TSB contains the Department of Biology and associated centres for enabling education and research in biosciences. Threads of data science and interdisciplinarity are woven into the fabric of TSB by design. While still a young department, the faculty has diverse expertise and backgrounds ranging from ecology to medicine. A state-of-the-art new building to house TSB with world-class ambience and facilities is nearing completion. Critical partnerships are in place. The need of the hour is to define and nucleate complementary centres, which may one day grow into institutions and multi-investigator labs that may develop into centres. Towards this, the Centre for Health Analytics Research and Trends (CHART) and the Koita Centre for Digital Health at Ashoka (KCDH-A) have already taken shape between TSB and the Department of Computer Science. 

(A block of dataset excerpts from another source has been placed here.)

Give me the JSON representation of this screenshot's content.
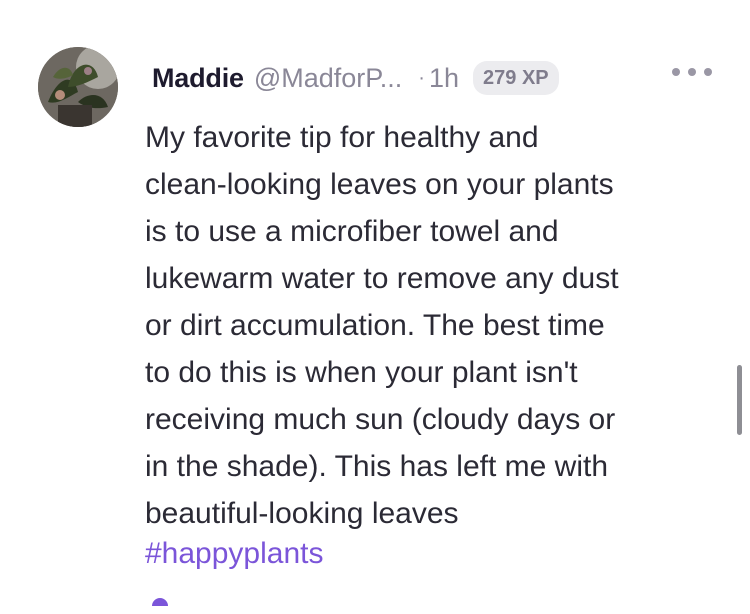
{
  "post": {
    "author_name": "Maddie",
    "author_handle": "@MadforP...",
    "separator": "·",
    "timestamp": "1h",
    "xp_badge": "279 XP",
    "body": "My favorite tip for healthy and\nclean-looking leaves on your plants\nis to use a microfiber towel and\nlukewarm water to remove any dust\nor dirt accumulation. The best time\nto do this is when your plant isn't\nreceiving much sun (cloudy days or\nin the shade). This has left me with\nbeautiful-looking leaves",
    "hashtag": "#happyplants"
  },
  "icons": {
    "more": "more-options-icon",
    "avatar": "plant-avatar"
  },
  "colors": {
    "accent": "#7b55d9",
    "name": "#1e1b2e",
    "muted": "#8a8797",
    "badge_bg": "#ececef"
  }
}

Recognising the importance of diverse data types spanning people, animals, and environment in the conceptualisation of One Health, CHART aims to collect, curate, integrate, analyse, and disseminate such data while also recognising that solutions to most large-scale problems, such as a pandemic, require an understanding of the surrounding socio-economic-political frameworks. Thus, it is a privilege that CHART has come to exist alongside ongoing Ashokan initiatives like the Center for Economic Data (CEDA) and the Centre for Social and Behaviour Change (CSBC). 

Simultaneously, the convergence of healthcare, genomics, information technology, and artificial intelligence revolutions have also radically changed how health will be imagined and delivered for individuals and communities. KCDH-A aspires to develop fresh perspectives and nurture a new generation of Digital Health thinkers, innovators, and implementers through a balanced emphasis on education and research.

CHART and KCDH-A are just the beginning. Deeper insights into cancer biology and human genetics along with advanced studies of glycans and metabolic programming, would help form other nucleation points. While these are envisioned as team research topics, individual-driven deep thinking and research remain critical. Despite increasing focus on translational research by funding agencies, the fact remains that one must understand before one can translate. 

The larger vision of TSB is to enable researchers to ask significant questions that cut horizontally across the verticals represented by the centres. For example, it is likely that complex sugars in foods, when metabolised by gut bacteria, lead to the release of metabolites and glycan products that alter immune programming. It is also well known that poor nutrition or infections can reprogram immunity, leading to altered health risks, including cancer. So far, we have a minimal understanding of these topics, whether at the fundamental level of mechanisms or the higher level of applications. More importantly, these intersections extend well beyond classic experimental biology. Computational structural simulations, synthetic biology, and systems immunology are all junctional fields of great promise. With a finite number of faculty, TSB is not expected to solve the unsolved suddenly. Instead, it is expected to champion a different and unfettered way of working across disciplines to collaboratively advance the field, serving as a model for change. That is the Ashokan vision.